Sneak-Peek at Ming Fay

by Cassandra Demski, Curator of Education

Artist Ming Fay will create a site-specific installation for Grounds For Sculpture that will open this May. His work will be the inaugural exhibition in the newly designed East Gallery inside the Seward Johnson Center for the Arts. This is sure to be a stunning creation in this new space!

Ming Fay was born in Shanghai and raised in Hong Kong. In the 1950s, Ming Fay came to the United States to study art, which resulted in a MFA from the University of California, Santa Barbara. In addition to being a working artist, Ming Fay currently teaches sculpture at William Paterson University in New Jersey.

This January, several GFS staff members were invited to visit Ming Fay’s two studios. The first stop on our adventure was Ming Fay’s studio in New York City. The volume of work in this studio is astounding! Pieces are scattered on the floor, on tables, hung on the walls and even on shelves near the ceiling. All of his art has an organic, natural theme that wholly permeates his body of work. Many pieces are incredibly realistic; larger-than-life-size fruits and vegetables, including pears, cherries and my favorite: bright red chili peppers.
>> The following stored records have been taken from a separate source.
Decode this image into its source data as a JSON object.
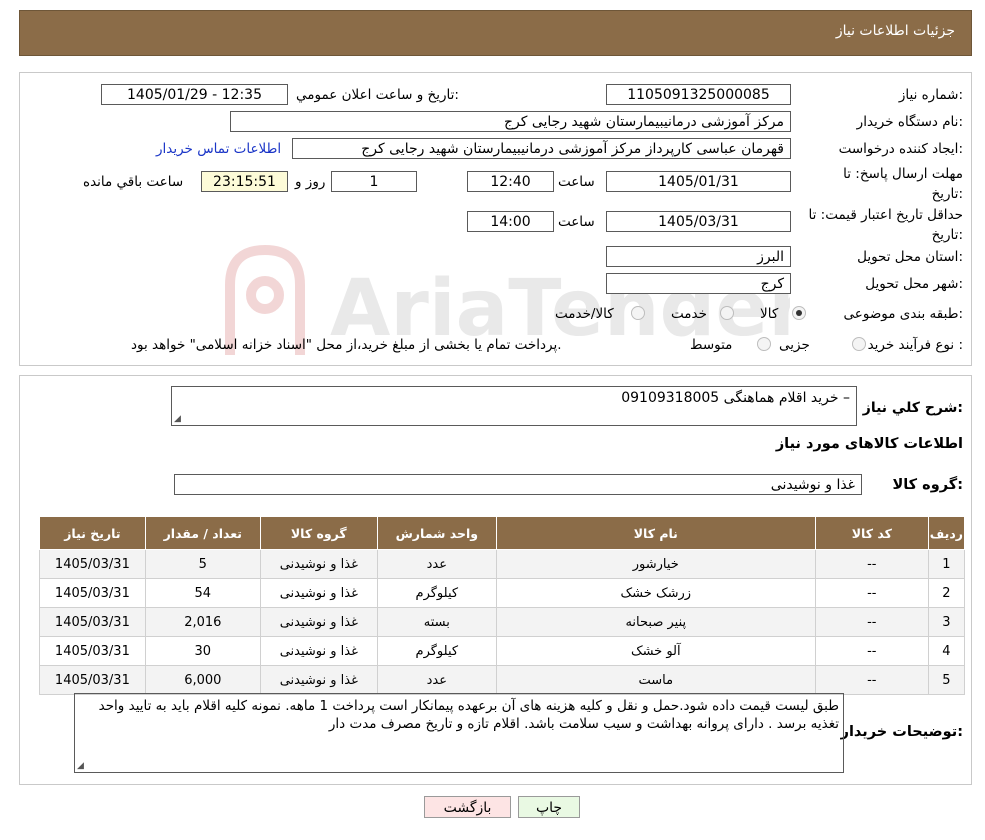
{
  "header": {
    "title": "جزئیات اطلاعات نیاز"
  },
  "fields": {
    "need_number_label": "شماره نیاز:",
    "need_number": "1105091325000085",
    "announce_label": "تاریخ و ساعت اعلان عمومي:",
    "announce_value": "1405/01/29 - 12:35",
    "buyer_org_label": "نام دستگاه خریدار:",
    "buyer_org": "مرکز آموزشی درمانیبیمارستان شهید رجایی کرج",
    "creator_label": "ایجاد کننده درخواست:",
    "creator": "قهرمان عباسی کارپرداز مرکز آموزشی درمانیبیمارستان شهید رجایی کرج",
    "contact_link": "اطلاعات تماس خریدار",
    "deadline_label": "مهلت ارسال پاسخ: تا تاریخ:",
    "deadline_date": "1405/01/31",
    "time_label": "ساعت",
    "deadline_time": "12:40",
    "days_value": "1",
    "days_label": "روز و",
    "remaining_time": "23:15:51",
    "remaining_label": "ساعت باقي مانده",
    "validity_label": "حداقل تاریخ اعتبار قیمت: تا تاریخ:",
    "validity_date": "1405/03/31",
    "validity_time": "14:00",
    "province_label": "استان محل تحویل:",
    "province": "البرز",
    "city_label": "شهر محل تحویل:",
    "city": "کرج",
    "category_label": "طبقه بندی موضوعی:",
    "category_options": [
      "کالا",
      "خدمت",
      "کالا/خدمت"
    ],
    "category_selected": "کالا",
    "process_label": "نوع فرآیند خرید :",
    "process_options": [
      "جزیی",
      "متوسط"
    ],
    "process_note": "پرداخت تمام یا بخشی از مبلغ خرید،از محل \"اسناد خزانه اسلامی\" خواهد بود."
  },
  "watermark": {
    "text": "AriaTender.neT"
  },
  "description": {
    "label": "شرح کلي نیاز:",
    "value": "خرید اقلام  هماهنگی  09109318005 –"
  },
  "items_section": {
    "title": "اطلاعات کالاهای مورد نیاز",
    "group_label": "گروه کالا:",
    "group_value": "غذا و نوشیدنی"
  },
  "table": {
    "headers": [
      "ردیف",
      "کد کالا",
      "نام کالا",
      "واحد شمارش",
      "گروه کالا",
      "تعداد / مقدار",
      "تاریخ نیاز"
    ],
    "rows": [
      [
        "1",
        "--",
        "خیارشور",
        "عدد",
        "غذا و نوشیدنی",
        "5",
        "1405/03/31"
      ],
      [
        "2",
        "--",
        "زرشک خشک",
        "کیلوگرم",
        "غذا و نوشیدنی",
        "54",
        "1405/03/31"
      ],
      [
        "3",
        "--",
        "پنیر صبحانه",
        "بسته",
        "غذا و نوشیدنی",
        "2,016",
        "1405/03/31"
      ],
      [
        "4",
        "--",
        "آلو خشک",
        "کیلوگرم",
        "غذا و نوشیدنی",
        "30",
        "1405/03/31"
      ],
      [
        "5",
        "--",
        "ماست",
        "عدد",
        "غذا و نوشیدنی",
        "6,000",
        "1405/03/31"
      ]
    ]
  },
  "buyer_notes": {
    "label": "توضیحات خریدار:",
    "value": "طبق لیست قیمت داده شود.حمل و نقل و  کلیه هزینه های آن برعهده پیمانکار است پرداخت 1 ماهه. نمونه کلیه اقلام باید به تایید واحد تغذیه برسد . دارای پروانه بهداشت و سیب سلامت باشد. اقلام تازه و  تاریخ مصرف مدت دار"
  },
  "buttons": {
    "print": "چاپ",
    "back": "بازگشت"
  },
  "colors": {
    "header": "#8b6c48",
    "link": "#1a35c7",
    "print_bg": "#e9f9e3",
    "back_bg": "#fde4e4",
    "remaining_bg": "#fdfbd8"
  }
}
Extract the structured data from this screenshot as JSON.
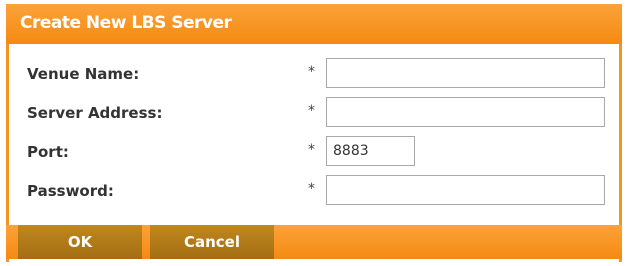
{
  "dialog": {
    "title": "Create New LBS Server",
    "fields": [
      {
        "label": "Venue Name:",
        "required_mark": "*",
        "value": ""
      },
      {
        "label": "Server Address:",
        "required_mark": "*",
        "value": ""
      },
      {
        "label": "Port:",
        "required_mark": "*",
        "value": "8883"
      },
      {
        "label": "Password:",
        "required_mark": "*",
        "value": ""
      }
    ],
    "buttons": {
      "ok": "OK",
      "cancel": "Cancel"
    }
  },
  "colors": {
    "accent": "#f7941d",
    "button": "#b07a18"
  }
}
Other works are displayed as mobiles, with long curving branches connected and dangling translucent shapes evoking leaves and plants. Ming Fay was a gracious host who served us all green tea. Thank you Ming!


Next, we loaded into our van and traveled to his second studio space in New Jersey. Although the first studio is spacious by New York City standards, it is small in comparison to his space in Jersey City which is located in a building being transformed into a self-contained, urban artist colony in which many different artists rent space. Ming Fay’s studio has great natural light from a wall of large windows and a high ceiling that provides the perfect atmosphere for his sculptural installations. Near the entryway is a large work hanging from the ceiling and forming almost a wall. This sculpture is comprised of branches, resin castings and various other objects. Ming Fay said that he is always creating and that he works in both studios; this studio, however, seems to be bursting with creativity. Small figures of humans and horses made of wire and then coated in spray foam shared space with pears and other fruit.

As a professor, Ming Fay is a great speaker who was willing to answer all our questions about his process and to provide us with a tour of both spaces. Despite enjoying great success, Ming Fay is very personable and easy to talk to. Since his work is so site specific, it is hard to know what his piece at Grounds For Sculpture will be. I am certainly excited to find out!